China orders pre-Games clampdown as riot erupts

Mary-Anne Toy in Beijing
July 1, 2008
 
 

SENIOR Communist Party officials from around the country were ordered in a national video hook-up to defuse protests and prevent riots or other "mass incidents" from disturbing the Beijing Olympic Games as one of the worst riots of this year was under way in south-west China.

Beijing's stability campaign exhorts officials to handle complaints properly and promptly as a matter of the highest priority to defuse unrest, but provincial and local leaders are expected to interpret this call as using whatever means are necessary.

A Sichuan party leader on an official website said Beijing's directive meant ensuring that "zero [protesters or petitioners] go to Beijing, zero go to provincial capitals, there are zero group petitions and zero mass incidents".
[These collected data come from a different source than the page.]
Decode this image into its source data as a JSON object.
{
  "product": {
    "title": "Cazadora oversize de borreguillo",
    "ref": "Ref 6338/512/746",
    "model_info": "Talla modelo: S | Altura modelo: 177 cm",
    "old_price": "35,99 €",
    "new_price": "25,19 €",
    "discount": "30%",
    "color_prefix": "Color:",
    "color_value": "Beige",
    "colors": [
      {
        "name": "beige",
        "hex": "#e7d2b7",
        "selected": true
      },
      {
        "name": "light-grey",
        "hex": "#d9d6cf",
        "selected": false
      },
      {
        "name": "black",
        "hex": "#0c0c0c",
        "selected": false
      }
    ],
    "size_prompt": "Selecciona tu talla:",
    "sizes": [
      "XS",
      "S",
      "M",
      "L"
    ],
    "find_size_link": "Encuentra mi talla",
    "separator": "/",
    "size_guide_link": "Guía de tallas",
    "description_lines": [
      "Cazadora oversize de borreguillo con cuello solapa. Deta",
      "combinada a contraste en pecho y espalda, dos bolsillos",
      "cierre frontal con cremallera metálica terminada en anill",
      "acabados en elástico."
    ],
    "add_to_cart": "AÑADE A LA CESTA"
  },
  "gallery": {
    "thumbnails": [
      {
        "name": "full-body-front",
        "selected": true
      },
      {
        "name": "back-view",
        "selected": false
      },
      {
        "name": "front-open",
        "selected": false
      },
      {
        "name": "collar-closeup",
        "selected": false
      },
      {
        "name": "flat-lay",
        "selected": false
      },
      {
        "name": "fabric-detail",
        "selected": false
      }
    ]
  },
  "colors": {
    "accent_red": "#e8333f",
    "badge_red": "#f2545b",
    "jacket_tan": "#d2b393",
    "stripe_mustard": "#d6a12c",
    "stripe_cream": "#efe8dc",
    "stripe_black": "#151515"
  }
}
The Pingchang county party secretary, Li Ying, said all petitioners would be dealt with according to strict law and discipline, but those "deliberately making trouble and breaking social order" would be punished.

"We are entering a state of war," another provincial government website said.

Pictures of the most recent riot, involving up to 10,000 people torching government and police offices and cars in Wengan county in Guizhou province, were reported by local media and on the internet. Locals said police attempts to cover up the rape and murder of a teenage girl by a party official's son had caused the unrest.

Farmers and other disgruntled citizens upset over corruption, land grabs and pollution traditionally resort to the centuries-old practice of petitioning the emperor, which these days means travelling to Beijing to try to get leaders such as the President, Hu Jintao, and the Premier, Wen Jiabao, to intervene in local or provincial disputes. But local officials frequently prevent petitioners travelling, or forcibly remove them from Beijing, if they are causing too much trouble.

China's rapid economic growth has widened the gulf between rich and poor and nationally petitions have leapt from 4.8 million in 1995 to 12.7 million in 2005.

"It has become a tough war which we cannot afford to lose as the Beijing Olympics get close," said the Deqing county government website in Zhejiang province. "We must deal properly in lettering and petition work, maintain social stability, and ensure a safe and successful Olympics."

In a move expected to be copied by other provincial governments, Anhui and Hebei provinces have announced tough new security checks from July 20 until the end of September on all travellers to cities hosting Olympic events.

Almost all local authorities have computerised blacklists of troublemakers.

Chinese officials will hold a second round of meetings early next month with envoys of the Tibetan spiritual leader, the Dalai Lama, state media reported.